1. Beresiko
Saat melakukan investasi dengan
Reksadana Pasar Uang, maka MI Anda akan melakukan perputaran uang di
dunia pasar uang dan tentunya ada resiko bahwa tempat perputaran itu
wanprestasi. Jika hal itu terjadi, maka Anda akan mengalami kerugian.
Namun kerugian tersebut tidak akan terlalu besar karena sudah dibatasi
dengan peraturan untuk hanya menaruh maksimal 10% pada masing-masing
jenis pasar uang. Dengan adanya peraturan itu, Anda tidak akan merasakan
kerugian yang bisa menghabiskan seluruh modal investasi Anda.
2. Nilai Return Tidak Pasti
Berbeda dengan deposito yang
memiliki nilai return yang jelas, Reksadana Pasar Uang memberikan nilai
return yang berfluktuasi sehingga tidak bisa diprediksi berapa
keuntungan yang akan Anda dapatkan. Dengan fluktuasi nilai return ini,
Anda bisa mendapatkan keuntungan yang besar atau malah bisa mengalami
kerugian. Hal ini bergantung pada Anda dan MI Anda untuk cermat dalam
memilih produk investasi yang paling baik dan kecil resiko.

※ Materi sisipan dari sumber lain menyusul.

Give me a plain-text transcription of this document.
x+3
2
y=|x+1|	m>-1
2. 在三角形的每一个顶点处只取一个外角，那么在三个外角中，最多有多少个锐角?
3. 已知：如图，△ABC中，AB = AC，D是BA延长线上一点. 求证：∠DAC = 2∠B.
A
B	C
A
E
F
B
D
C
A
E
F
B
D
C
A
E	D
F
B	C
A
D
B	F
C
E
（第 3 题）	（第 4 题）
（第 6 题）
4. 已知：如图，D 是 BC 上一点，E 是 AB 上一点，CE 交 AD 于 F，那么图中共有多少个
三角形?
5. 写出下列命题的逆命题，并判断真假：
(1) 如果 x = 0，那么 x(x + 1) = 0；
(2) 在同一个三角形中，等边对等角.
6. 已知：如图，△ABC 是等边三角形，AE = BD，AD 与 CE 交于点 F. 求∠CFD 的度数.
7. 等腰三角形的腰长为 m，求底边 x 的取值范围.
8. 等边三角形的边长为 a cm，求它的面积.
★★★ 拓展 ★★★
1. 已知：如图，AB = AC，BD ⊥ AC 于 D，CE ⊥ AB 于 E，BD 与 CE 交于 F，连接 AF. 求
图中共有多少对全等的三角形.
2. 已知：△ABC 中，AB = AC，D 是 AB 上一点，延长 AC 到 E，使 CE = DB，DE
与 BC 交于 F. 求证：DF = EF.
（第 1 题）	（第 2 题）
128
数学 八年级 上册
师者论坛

Investasi Cerdas Dengan Reksadana Pasar Uang
Berdasarkan semua ulasan yang
sudah Anda baca di atas, dapat disimpulkan bahwa Reksadana Pasar Uang
lebih beresiko daripada deposito, namun dengan resiko yang tergolong
rendah ini, Anda bisa mendapatkan keuntungan yang lebih baik daripada
dengan berinvestasi hanya di deposito. Yang terpenting dalam investasi
di Reksadana Pasar Uang adalah Anda harus pandai melihat situasi
keuangan dan cerdas dalam menentukan pilihan, karena hal itu akan
berpengaruh pada nilai return yang Anda dapatkan nanti. Selain itu, Anda
juga harus memiliki MI yang juga cakap dalam melakukan hal itu sehingga
bisa membantu Anda dalam menjatuhkan pilihan. Jadilah investor yang
cerdas dengan menggunakan Reksadana Pasar Uang.